Kugler, a Biden appointee, joined the central bank in 2023 and served as the U.S. Executive Director of the World Bank. Her surprise resignation in August was followed by the appointment of Stephen Miran to replace her until January. Miran has advocated for rapid interest-rate cuts since joining the Fed.
A report from the U.S. Office of Government Ethics revealed that Kugler faced a probe by the Fed’s internal watchdog related to her financial disclosures. The report showed that Fed ethics officials declined to certify Kugler’s latest disclosures. Kugler, now a professor at Georgetown University, declined to comment on the matter.

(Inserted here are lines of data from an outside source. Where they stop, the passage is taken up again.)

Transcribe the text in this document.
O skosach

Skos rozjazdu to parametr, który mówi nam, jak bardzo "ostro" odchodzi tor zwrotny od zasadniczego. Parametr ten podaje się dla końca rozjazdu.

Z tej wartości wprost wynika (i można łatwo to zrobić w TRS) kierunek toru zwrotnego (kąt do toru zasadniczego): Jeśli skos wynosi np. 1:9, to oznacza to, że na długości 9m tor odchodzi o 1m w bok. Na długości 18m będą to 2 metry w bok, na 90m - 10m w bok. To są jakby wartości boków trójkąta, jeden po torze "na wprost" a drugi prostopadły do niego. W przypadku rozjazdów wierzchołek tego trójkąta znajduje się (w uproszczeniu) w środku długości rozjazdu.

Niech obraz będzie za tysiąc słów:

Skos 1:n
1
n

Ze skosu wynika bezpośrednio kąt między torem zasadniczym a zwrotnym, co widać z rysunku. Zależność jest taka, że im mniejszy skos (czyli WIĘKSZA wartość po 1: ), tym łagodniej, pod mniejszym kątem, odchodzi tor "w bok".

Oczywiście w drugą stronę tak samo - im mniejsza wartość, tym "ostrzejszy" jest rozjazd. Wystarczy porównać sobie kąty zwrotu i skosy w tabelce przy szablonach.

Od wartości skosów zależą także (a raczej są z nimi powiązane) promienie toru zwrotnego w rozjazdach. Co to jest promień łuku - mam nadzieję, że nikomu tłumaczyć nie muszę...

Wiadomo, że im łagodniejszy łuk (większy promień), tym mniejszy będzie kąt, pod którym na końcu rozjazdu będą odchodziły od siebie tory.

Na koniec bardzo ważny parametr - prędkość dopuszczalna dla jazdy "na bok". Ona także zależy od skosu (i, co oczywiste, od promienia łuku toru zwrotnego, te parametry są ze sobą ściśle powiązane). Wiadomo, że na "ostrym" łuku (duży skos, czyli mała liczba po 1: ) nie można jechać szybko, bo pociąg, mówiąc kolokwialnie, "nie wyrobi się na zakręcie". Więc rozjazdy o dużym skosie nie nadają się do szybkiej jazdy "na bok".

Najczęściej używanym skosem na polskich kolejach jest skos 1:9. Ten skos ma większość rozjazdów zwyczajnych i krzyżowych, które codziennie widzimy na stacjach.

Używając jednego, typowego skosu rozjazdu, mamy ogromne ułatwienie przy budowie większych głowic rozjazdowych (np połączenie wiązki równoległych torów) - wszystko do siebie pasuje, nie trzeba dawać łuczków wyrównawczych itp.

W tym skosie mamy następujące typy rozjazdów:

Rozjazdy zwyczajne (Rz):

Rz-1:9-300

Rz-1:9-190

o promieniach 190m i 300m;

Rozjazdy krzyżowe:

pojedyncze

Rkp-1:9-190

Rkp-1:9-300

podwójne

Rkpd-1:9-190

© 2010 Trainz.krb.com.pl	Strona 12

Kugler acknowledged violating Fed investment and trading rules in 2024 when her husband made purchases of individual stocks without her knowledge. Powell introduced tougher restrictions on investing and trading for Fed policymakers in 2022, following revelations of unusual trading activity by senior officials in 2020. Boston Fed President Eric Rosengren and Dallas Fed chief Robert Kaplan retired early after similar revelations.